Foot pain is such a universal problem. No matter if you are an incredibly active distance runner, or someone with a sedentary lifestyle who happens to have to wear high heeled shoes, or heavy boots for work, we are all effected by foot pain at some point in our lives.
One of the causes of foot pain is your walking gait. We are not typically aware of our own walking gait, but repeated pressure on certain areas of your feet caused by you how naturally walk can absolutely cause pain. That is why things like custom shoe insoles can be so expensive! Because they can correct your gait and provide relief.
Other common reasons are high arches, or flat feet. Or, being on your feet for long periods of time will cause your feet muscles to tighten up. Even your calf muscles and achilles will cause foot pain if they are tight.
Luckily, there are easy exercises that you can do with a simple tennis ball to provide some relief. The targeted pressure a tennis ball can provide on the bottom of your feet can help break up your plantar fascia. Fascia is the tissue that connects basically everything in our body together.
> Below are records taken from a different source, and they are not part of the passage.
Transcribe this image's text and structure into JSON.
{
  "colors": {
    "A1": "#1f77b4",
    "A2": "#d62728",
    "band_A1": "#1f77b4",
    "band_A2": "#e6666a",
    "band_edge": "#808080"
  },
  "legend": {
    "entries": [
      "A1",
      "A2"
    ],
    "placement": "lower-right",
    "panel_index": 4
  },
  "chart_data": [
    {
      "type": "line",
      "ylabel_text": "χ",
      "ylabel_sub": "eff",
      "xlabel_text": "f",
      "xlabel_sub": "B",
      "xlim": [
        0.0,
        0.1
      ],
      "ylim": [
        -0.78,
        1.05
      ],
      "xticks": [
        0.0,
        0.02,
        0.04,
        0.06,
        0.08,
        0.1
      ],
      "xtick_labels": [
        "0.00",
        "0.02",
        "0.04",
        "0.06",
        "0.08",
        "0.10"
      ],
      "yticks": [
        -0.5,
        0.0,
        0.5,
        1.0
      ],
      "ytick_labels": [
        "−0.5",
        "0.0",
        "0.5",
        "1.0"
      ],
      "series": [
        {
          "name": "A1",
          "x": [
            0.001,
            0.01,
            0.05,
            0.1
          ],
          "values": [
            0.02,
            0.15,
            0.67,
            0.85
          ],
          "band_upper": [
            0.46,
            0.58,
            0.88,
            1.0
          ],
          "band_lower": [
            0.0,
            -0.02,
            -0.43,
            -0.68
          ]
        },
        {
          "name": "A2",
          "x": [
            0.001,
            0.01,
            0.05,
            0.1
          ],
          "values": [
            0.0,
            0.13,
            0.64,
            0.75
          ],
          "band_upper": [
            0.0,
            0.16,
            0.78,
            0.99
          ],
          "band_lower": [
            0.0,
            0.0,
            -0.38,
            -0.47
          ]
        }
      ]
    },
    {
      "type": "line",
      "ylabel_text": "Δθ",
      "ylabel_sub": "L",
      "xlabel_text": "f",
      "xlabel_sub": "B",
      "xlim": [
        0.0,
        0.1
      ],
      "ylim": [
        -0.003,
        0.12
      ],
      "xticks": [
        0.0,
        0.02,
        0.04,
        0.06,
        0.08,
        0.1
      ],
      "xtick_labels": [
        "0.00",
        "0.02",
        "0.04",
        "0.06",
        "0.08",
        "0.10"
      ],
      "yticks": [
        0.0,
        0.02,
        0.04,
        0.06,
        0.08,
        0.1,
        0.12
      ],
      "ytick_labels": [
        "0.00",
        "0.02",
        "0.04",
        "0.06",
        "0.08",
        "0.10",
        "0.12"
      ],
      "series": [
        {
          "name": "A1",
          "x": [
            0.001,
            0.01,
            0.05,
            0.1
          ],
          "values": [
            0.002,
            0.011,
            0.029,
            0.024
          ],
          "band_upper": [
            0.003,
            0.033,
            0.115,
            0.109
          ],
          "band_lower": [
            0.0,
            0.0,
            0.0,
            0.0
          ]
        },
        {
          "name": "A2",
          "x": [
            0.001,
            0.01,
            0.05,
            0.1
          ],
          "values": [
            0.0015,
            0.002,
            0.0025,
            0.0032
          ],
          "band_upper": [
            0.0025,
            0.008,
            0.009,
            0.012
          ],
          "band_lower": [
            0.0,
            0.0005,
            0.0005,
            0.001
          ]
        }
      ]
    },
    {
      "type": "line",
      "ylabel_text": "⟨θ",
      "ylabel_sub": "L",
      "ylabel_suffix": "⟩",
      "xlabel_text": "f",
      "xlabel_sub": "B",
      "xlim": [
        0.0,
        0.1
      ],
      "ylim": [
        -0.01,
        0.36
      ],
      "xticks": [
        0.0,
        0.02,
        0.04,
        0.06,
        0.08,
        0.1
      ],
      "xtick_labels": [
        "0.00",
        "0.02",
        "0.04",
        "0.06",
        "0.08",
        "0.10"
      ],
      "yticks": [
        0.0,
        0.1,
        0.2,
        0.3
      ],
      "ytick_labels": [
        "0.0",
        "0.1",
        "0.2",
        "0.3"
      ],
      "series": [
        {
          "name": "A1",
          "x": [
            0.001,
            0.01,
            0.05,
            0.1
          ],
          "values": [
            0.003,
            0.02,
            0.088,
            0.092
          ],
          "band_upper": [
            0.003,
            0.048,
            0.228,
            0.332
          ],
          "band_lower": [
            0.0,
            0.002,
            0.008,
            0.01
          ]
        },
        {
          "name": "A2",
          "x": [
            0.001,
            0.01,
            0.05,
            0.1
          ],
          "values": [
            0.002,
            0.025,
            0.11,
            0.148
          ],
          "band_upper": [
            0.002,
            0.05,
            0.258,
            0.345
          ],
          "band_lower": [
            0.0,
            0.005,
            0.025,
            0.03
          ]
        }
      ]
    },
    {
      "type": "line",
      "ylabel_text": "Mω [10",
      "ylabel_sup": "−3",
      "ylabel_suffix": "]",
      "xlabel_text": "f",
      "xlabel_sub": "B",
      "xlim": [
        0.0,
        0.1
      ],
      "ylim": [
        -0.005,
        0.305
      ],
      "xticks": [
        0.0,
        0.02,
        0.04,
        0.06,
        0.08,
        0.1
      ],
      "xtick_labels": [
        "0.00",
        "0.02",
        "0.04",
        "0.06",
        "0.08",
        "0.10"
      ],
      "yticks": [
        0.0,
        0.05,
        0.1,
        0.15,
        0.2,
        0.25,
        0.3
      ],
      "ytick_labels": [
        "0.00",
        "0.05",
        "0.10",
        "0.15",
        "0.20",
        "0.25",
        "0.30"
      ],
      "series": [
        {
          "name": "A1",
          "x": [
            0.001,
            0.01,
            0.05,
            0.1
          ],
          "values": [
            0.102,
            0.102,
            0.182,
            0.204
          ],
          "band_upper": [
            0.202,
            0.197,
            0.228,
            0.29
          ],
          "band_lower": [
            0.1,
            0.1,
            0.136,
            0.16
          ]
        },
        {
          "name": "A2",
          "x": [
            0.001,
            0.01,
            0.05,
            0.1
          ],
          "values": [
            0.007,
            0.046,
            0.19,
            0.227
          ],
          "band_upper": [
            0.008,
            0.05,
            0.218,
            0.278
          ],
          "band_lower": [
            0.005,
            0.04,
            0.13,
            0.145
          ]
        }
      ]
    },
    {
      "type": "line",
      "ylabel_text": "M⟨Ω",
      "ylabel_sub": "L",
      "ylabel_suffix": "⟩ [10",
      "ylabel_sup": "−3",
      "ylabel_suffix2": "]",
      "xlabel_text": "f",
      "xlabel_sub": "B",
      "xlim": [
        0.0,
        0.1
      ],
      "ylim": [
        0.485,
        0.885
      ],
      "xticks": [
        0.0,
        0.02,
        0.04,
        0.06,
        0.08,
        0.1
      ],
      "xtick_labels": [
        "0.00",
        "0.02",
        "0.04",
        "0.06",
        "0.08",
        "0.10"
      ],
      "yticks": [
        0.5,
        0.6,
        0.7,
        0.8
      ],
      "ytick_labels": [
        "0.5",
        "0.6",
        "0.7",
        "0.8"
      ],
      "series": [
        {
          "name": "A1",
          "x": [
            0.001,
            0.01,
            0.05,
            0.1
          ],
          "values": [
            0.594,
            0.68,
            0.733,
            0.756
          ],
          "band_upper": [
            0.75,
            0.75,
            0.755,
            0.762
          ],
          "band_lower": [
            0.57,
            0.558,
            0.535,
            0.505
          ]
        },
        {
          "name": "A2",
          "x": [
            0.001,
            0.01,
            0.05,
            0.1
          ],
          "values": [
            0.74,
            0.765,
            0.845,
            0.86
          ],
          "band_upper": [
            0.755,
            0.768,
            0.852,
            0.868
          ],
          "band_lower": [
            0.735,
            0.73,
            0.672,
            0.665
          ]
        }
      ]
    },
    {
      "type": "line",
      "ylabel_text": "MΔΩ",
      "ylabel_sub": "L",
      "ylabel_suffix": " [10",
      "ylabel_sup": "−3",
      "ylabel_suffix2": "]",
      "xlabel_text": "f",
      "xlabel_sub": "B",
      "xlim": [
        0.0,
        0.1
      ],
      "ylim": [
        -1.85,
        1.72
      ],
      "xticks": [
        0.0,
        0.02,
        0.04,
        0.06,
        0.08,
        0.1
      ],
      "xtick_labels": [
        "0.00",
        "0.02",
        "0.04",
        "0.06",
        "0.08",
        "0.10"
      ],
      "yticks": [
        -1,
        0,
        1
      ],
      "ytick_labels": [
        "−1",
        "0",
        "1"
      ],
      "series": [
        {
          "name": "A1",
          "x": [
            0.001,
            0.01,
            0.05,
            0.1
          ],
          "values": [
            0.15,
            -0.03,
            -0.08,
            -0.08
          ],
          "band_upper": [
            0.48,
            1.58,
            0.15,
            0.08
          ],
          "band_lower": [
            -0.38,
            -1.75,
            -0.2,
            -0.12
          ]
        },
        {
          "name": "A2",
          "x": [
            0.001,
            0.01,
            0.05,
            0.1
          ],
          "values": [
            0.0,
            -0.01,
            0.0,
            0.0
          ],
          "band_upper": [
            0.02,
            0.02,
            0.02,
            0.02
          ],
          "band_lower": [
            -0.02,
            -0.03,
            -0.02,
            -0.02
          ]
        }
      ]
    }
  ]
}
Your plantar fascia is the flat band of tissues along the bottom of your feet that connects your heel to your toes! Using a tennis ball, we are going to try to "break up" or loosen that fascia and maybe also work out tight muscles to help relieve some foot pain.
Relieving foot pain with a tennis ball:
1. Create a mental triangle on the bottom of your foot: starting at your heel bone, up along the inside arch of your foot, across the ball of your foot, and back down the outside arch of your foot.
2. Place the tennis ball on the ground and set your foot on top of it, applying pressure. You may actually feel pain and that is a good thing as long as the pain isn't too severe. You're shooting for a pain level around a 7. Even if you feel this discomfort, you want to apply pressure so you can release that fascia.
3. Begin to roll the ball along the mental triangle that you made on the bottom of your foot. Roll slowly and if you find a spot of particular pain, or a noticeable knot, stop there, apply a little more pressure, and work on that spot for a few seconds before moving on.
4. Continue this for several minutes to break up and release that fascia tissue on the bottom of your foot and work out sore muscles. Then, repeat this process on your other foot.
If you do not have foot pain right now:
A simple exercise like this is a preventative measure as much as it is a way to relieve current foot pain. Try this at least 4 days a week to prevent pain that builds up.
Another preventative measure is your diet. Proper nutrients will also help: a diet that is high in things that cause inflammation will surely cause pain in your feet. Fish oil, vitamin B5, magnesium and other supplements can help with this. Please contact Kelly, our registered dietitian for specific advice on a diet that can relieve foot pain.
***Fun Side-Note: Before rolling the fascia of your feet next time, reach down and try to touch your toes. How far could you reach? Make a note of that, and then roll your feet for several minutes apiece. Now try to touch your toes again! You could reach much father than before couldn't you? Yet another benefit of working out that tight plantar fascia.